Module 1 of 6 in the Distributed Systems track.

What You Should Be Able to Do After This Module

  • Read code that talks to other nodes and identify, by inspection, which of the eight fallacies of distributed computing it implicitly relies on.
  • Choose deliberately between SystemTime and Instant based on whether the operation requires absolute time or elapsed time, and articulate the failure mode of each.
  • Implement and apply Lamport and vector clocks to order distributed events without depending on physical clock agreement.
  • Place a candidate data system on the PACELC matrix and explain, in one sentence, what behavior the system exhibits during a partition and what behavior it exhibits during normal operation.
  • Distinguish linearizability from serializability and from "strong consistency" claims in vendor documentation, and ask the right follow-up questions when a system claims a consistency model.

Source Materials

  • DDIA 2nd Edition (Kleppmann & Riccomini, 2026) — Chapter 9 ("The Trouble with Distributed Systems") is the primary source for Lessons 1 and 2. Chapter 10 ("Consistency and Consensus") opens the framing for Lesson 3.
  • Lamport, "Time, Clocks, and the Ordering of Events in a Distributed System" (Communications of the ACM, July 1978) — the canonical reference for logical clocks.

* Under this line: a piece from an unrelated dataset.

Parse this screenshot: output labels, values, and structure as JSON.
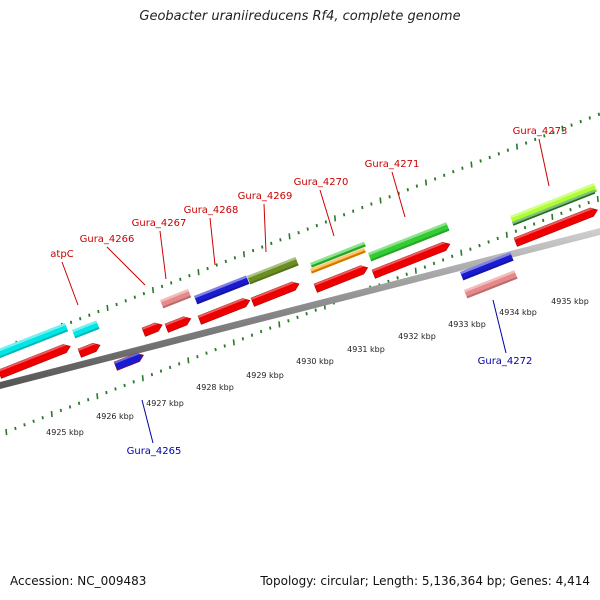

Strongly recommended supplemental reading.
  • Abadi, "Consistency Tradeoffs in Modern Distributed Database System Design" (IEEE Computer, February 2012) — the original PACELC paper.
  • Gilbert & Lynch, "Brewer's conjecture and the feasibility of consistent, available, partition-tolerant web services" (SIGACT News, June 2002) — the formal proof of CAP.

Source notes on individual lessons flag where content has been synthesized beyond the available source material and should be verified before publication.